Carlos S. Alvarado, PhD, Visiting Scholar, Rhine Research Center
Those of you interested in the relationship between ESP and the brain hemispheres will remember the experimental work of Richard Broughton and Michaeleen Maher, among others. The topic is being revisited in a review article in which experiments on the topic are commented:
Williams, B. J. (2012). Extrasensory Perception and the Brain Hemispheres: Where Does the Issue Stand Now? NeuroQuantology, 10, 350-373. http://www.neuroquantology.com/index.php/journal/article/view/600/523#.UXdb4-TD9fo
For over a century, evidence has been gathered to indicate that the two cerebral hemispheres of the human brain each tend to have their own behavioral specializations. An issue that has long been of interest to parapsychologists is whether the ostensibly anomalous behavioral phenomenon of “extrasensory perception” (ESP), in which a person seems to obtain veridical information about other people, objects, places, or events beyond the range of the body’s sensory-motor system, may be a specialized function of either of the brain hemispheres.

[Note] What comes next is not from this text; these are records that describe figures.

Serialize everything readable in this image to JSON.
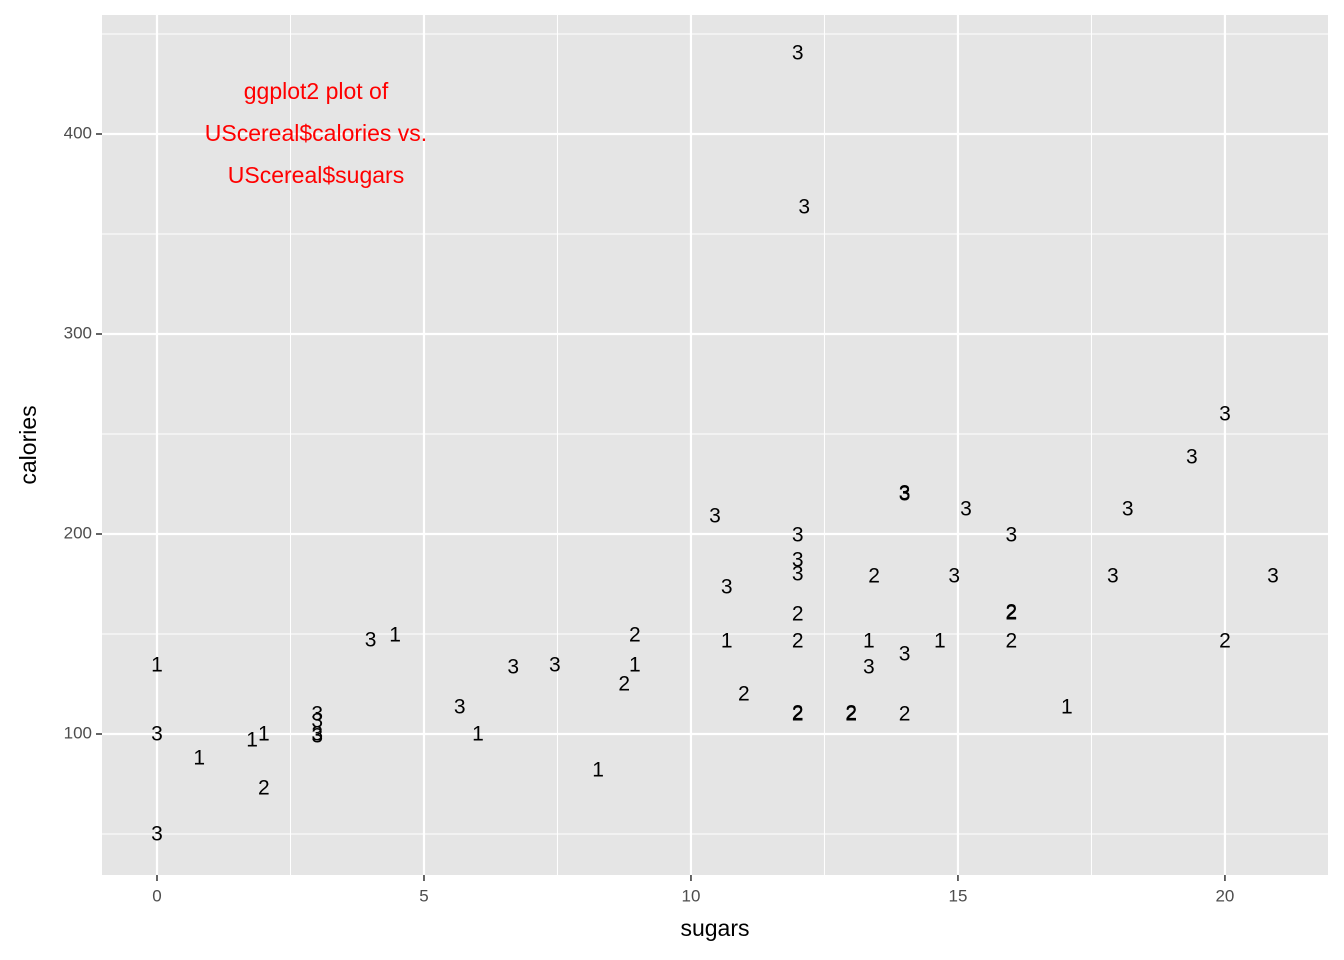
{
  "chart_data": {
    "type": "scatter",
    "x_label": "sugars",
    "y_label": "calories",
    "annotation": [
      "ggplot2 plot of",
      "UScereal$calories vs.",
      "UScereal$sugars"
    ],
    "annotation_color": "#ff0000",
    "xlim": [
      -1.03,
      21.93
    ],
    "ylim": [
      29.5,
      459.5
    ],
    "xticks": [
      0,
      5,
      10,
      15,
      20
    ],
    "yticks": [
      100,
      200,
      300,
      400
    ],
    "x_minor_ticks": [
      2.5,
      7.5,
      12.5,
      17.5
    ],
    "y_minor_ticks": [
      50,
      150,
      250,
      350,
      450
    ],
    "grid": true,
    "panel_color": "#e5e5e5",
    "x": [
      12,
      12.12,
      20,
      19.38,
      18.18,
      15.15,
      14,
      14,
      10.45,
      12,
      16,
      12,
      12,
      10.67,
      13.43,
      14.93,
      17.9,
      20.9,
      12,
      16,
      16,
      12,
      10.67,
      13.33,
      14.66,
      16,
      20,
      13.33,
      14,
      8.95,
      8.95,
      8.75,
      7.45,
      6.67,
      4.46,
      4,
      5.67,
      6.01,
      0,
      0,
      0,
      0.79,
      1.78,
      2,
      2,
      3,
      3,
      3,
      3,
      8.26,
      10.99,
      12,
      12,
      13,
      13,
      14,
      17.04
    ],
    "values": [
      440,
      363,
      259.5,
      238,
      212,
      212,
      219.5,
      220,
      208.5,
      199,
      199,
      186.5,
      179.5,
      173,
      178.5,
      178.5,
      178.5,
      178.5,
      159.5,
      160,
      160.5,
      146,
      146,
      146,
      146,
      146,
      146,
      133,
      139.5,
      149,
      134,
      124.5,
      134,
      133,
      149,
      146.5,
      113,
      99.5,
      134,
      99.5,
      49.5,
      87.5,
      96.5,
      99.5,
      72.5,
      109.5,
      106,
      99.5,
      98.5,
      81.5,
      119.5,
      109.5,
      110,
      109.5,
      110,
      109.5,
      113
    ],
    "point_labels": [
      "3",
      "3",
      "3",
      "3",
      "3",
      "3",
      "3",
      "3",
      "3",
      "3",
      "3",
      "3",
      "3",
      "3",
      "2",
      "3",
      "3",
      "3",
      "2",
      "2",
      "2",
      "2",
      "1",
      "1",
      "1",
      "2",
      "2",
      "3",
      "3",
      "2",
      "1",
      "2",
      "3",
      "3",
      "1",
      "3",
      "3",
      "1",
      "1",
      "3",
      "3",
      "1",
      "1",
      "1",
      "2",
      "3",
      "3",
      "3",
      "3",
      "1",
      "2",
      "2",
      "2",
      "2",
      "2",
      "2",
      "1"
    ]
  }
}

To address this issue, a review of parapsychological experiments designed to explore the potential relevance of cerebral lateralization to ESP performance was initially conducted by Broughton in 1983. He generally concluded that, although there was some possible indication of a contribution to ESP by the right hemisphere, the results were mixed and possibly confounded by issues of interpretation. In a more concise review conducted in 2002, Alexander found that a limited number of experiments continued to indicate a right hemispheric tendency, although certain others separately indicated left hemispheric involvement. Thus, the issue is still clearly unresolved. This paper seeks to build upon these two previous reviews by providing an updated and broader review of the various findings obtained in the experiments that have been conducted up to the present time. Although several experiments continue to offer modest support for a right hemispheric contribution, general interpretation of the current database remains hindered by a wide degree of variability in experimental methods and outcomes, potentially confounding factors, and the scarcity of additional clarifying data. Thus, while the issue remains unresolved, there appear to be at least some potential avenues for progress in future experiments.
Bryan Williams is currently associated with the Psychical Research Foundation, a Texas-based non-profit organization devoted to research and education in parapsychology (http://www.psychicalresearchfoundation.com). From 2004 to 2011, he studied under the late Dr. William Roll of the University of West Georgia, and he was a co-recipient of the 2008 Eileen J. Garrett Scholarship Award offered by the Parapsychology Foundation in New York.